On va être clairs : en lisant LinkedIn cinq minutes, on pourrait croire que l’intelligence artificielle a déjà transformé le recrutement, les RH, la gestion des talents et tout ce qui touche aux fonctions humaines.
Les prestataires promettent un monde magique : « recrutement sans biais », « sélection automatisée », « adéquation culturelle prédictive ». La réalité est tout autre. On n’y est pas. Même pas proche.

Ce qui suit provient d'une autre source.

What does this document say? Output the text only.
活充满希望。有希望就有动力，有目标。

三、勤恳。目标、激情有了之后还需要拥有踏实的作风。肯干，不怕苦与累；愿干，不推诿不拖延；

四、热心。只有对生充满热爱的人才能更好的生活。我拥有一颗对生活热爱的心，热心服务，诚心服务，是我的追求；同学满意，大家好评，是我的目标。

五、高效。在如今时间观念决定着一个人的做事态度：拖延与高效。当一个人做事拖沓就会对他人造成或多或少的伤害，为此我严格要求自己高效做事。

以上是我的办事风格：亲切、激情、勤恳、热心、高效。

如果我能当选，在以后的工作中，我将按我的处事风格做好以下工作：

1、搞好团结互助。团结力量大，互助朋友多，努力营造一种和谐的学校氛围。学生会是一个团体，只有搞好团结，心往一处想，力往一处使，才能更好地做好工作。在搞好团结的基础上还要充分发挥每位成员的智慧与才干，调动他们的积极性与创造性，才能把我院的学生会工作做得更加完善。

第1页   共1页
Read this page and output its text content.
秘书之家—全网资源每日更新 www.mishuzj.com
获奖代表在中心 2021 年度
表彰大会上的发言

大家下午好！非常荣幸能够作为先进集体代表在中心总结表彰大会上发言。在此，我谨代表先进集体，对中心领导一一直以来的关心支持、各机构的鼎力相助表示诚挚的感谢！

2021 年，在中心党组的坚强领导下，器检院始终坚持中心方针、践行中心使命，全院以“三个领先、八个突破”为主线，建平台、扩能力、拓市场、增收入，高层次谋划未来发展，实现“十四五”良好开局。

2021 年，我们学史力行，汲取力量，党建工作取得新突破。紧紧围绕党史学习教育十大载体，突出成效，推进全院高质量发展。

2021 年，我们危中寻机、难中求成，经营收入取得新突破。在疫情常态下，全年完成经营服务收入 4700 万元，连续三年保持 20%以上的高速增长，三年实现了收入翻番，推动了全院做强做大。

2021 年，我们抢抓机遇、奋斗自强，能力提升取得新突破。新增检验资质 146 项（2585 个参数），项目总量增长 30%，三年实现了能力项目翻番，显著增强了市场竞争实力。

Ce que nous constatons chaque jour chez Jobprofile
De nombreuses entreprises nous contactent, motivées à intégrer des solutions IA dans leurs processus de recrutement. Mais elles se rendent vite compte d’une chose : sans discernement humain, les résultats restent décevants. Ce sont celles qui combinent l’IA avec une vraie expertise RH qui obtiennent les meilleurs résultats. Pas celles qui espèrent compenser des pratiques déjà bancales par la technologie.
Ce que l’IA permet déjà
Il faut reconnaître ce qu’elle sait faire. Aujourd’hui, l’IA permet de :
- Traiter des centaines de candidatures en quelques secondes
- Réaliser des présélections sur des critères simples
- Répondre aux questions de base via des chatbots
- Automatiser certains aspects de l’intégration des nouveaux collaborateurs
Des plateformes comme HireVue, Pymetrics ou Phenom apportent de vraies améliorations dans la gestion administrative ou les premières étapes du recrutement.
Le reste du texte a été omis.